Its the standard sponges that are at issue for them simply rolling particles over the paint and scratching it.

The grout sponges are often used for regular car shampoo.


----------



## mattsbmw (Jul 20, 2008)

Never had any trouble using them straight from the packet.


----------



## Bratwurst (Jan 23, 2009)

The more you use them, the more they soften-up over time.

These sponges (and the Zymol one) aren't the same as 'normal' wash sponges, they are open-cell construction so the crap they lift sinks into the sponge and then rinses out properly, other sponges the crap just sits on the surface and get trapped in the pores so causes swirling everywhere, and then is harder to rinse out of the sponge, therefore building up the damage the more you wash.

No problem with them shampooing either IMO. I way prefer these now to wool mitts and washpads.

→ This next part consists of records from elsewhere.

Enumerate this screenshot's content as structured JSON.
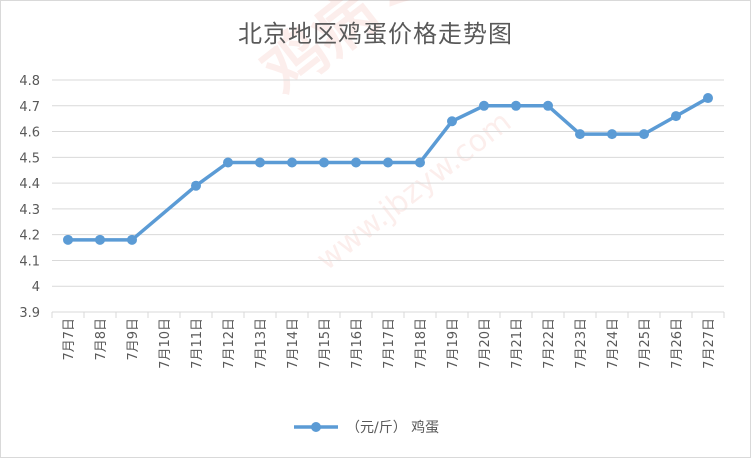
{
  "chart_data": {
    "type": "line",
    "title": "北京地区鸡蛋价格走势图",
    "categories": [
      "7月7日",
      "7月8日",
      "7月9日",
      "7月10日",
      "7月11日",
      "7月12日",
      "7月13日",
      "7月14日",
      "7月15日",
      "7月16日",
      "7月17日",
      "7月18日",
      "7月19日",
      "7月20日",
      "7月21日",
      "7月22日",
      "7月23日",
      "7月24日",
      "7月25日",
      "7月26日",
      "7月27日"
    ],
    "series": [
      {
        "name": "（元/斤） 鸡蛋",
        "values": [
          4.18,
          4.18,
          4.18,
          null,
          4.39,
          4.48,
          4.48,
          4.48,
          4.48,
          4.48,
          4.48,
          4.48,
          4.64,
          4.7,
          4.7,
          4.7,
          4.59,
          4.59,
          4.59,
          4.66,
          4.73
        ],
        "color": "#5b9bd5"
      }
    ],
    "ylim": [
      3.9,
      4.8
    ],
    "yticks": [
      "3.9",
      "4",
      "4.1",
      "4.2",
      "4.3",
      "4.4",
      "4.5",
      "4.6",
      "4.7",
      "4.8"
    ],
    "grid": true,
    "legend": "bottom",
    "xlabel": "",
    "ylabel": ""
  },
  "watermark": {
    "text": "鸡病专业网",
    "url": "www.jbzyw.com"
  }
}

Just, as always when in contact with the paint, be it buffing, claying, washing, waxing - be gentle.


----------



## gtlewi (Mar 30, 2010)

Had my first go with ONR this weekend, used a BnQ grout sponge and it was fine. As said soak them if you think they're too rough and apply as little pressure as possible and you've got no worries:thumb: I am very very impressed with ONR


----------



## Spoony (May 28, 2007)

Which section of the store are these in (daft question) as I'm useless navigating b&q


----------



## Jordan (Dec 22, 2008)

in the coatbridge one they're right at the end of an aisle.

failing that, they're in the tile area, where all the boxed tiles are.

was murder today, was looking for the car stuff for a browse, took me 15 mins to find the aisle!


----------



## james_death (Aug 9, 2010)

Jordan said:


> in the coatbridge one they're right at the end of an aisle.
> 
> failing that, they're in the tile area, where all the boxed tiles are.
> 
> was murder today, was looking for the car stuff for a browse, took me 15 mins to find the aisle!


Yep second that on both counts, i was even one isle away from the car products and ended up doing another full circuit before finding it, not impressed when found the car stuff but wasnt expecting much.


----------



## nick_mcuk (Jan 4, 2008)

If its the Farnborough B&Q they are the till end of the tile aisle....onthe bottom shelf next to the grout spreaders.


----------



## moonstone mo (Mar 7, 2009)

Is a cellulose sponge the same as the b&Q one?

the tesco ones seem a nice size?


----------



## Turkleton (Apr 18, 2010)

Did a stock check on my 4 local stores and none of them have the 4 pack


----------



## Bratwurst (Jan 23, 2009)

Knickers.

Still, under £2 for one is still OK considering how long they last.


----------



## Hondahead1991 (Feb 19, 2011)

What is ONR?


----------



## Bratwurst (Jan 23, 2009)

Optimum No Rinse

Hose-free cleaner fluid, and also works as a quick detailer and a great clay lube.


----------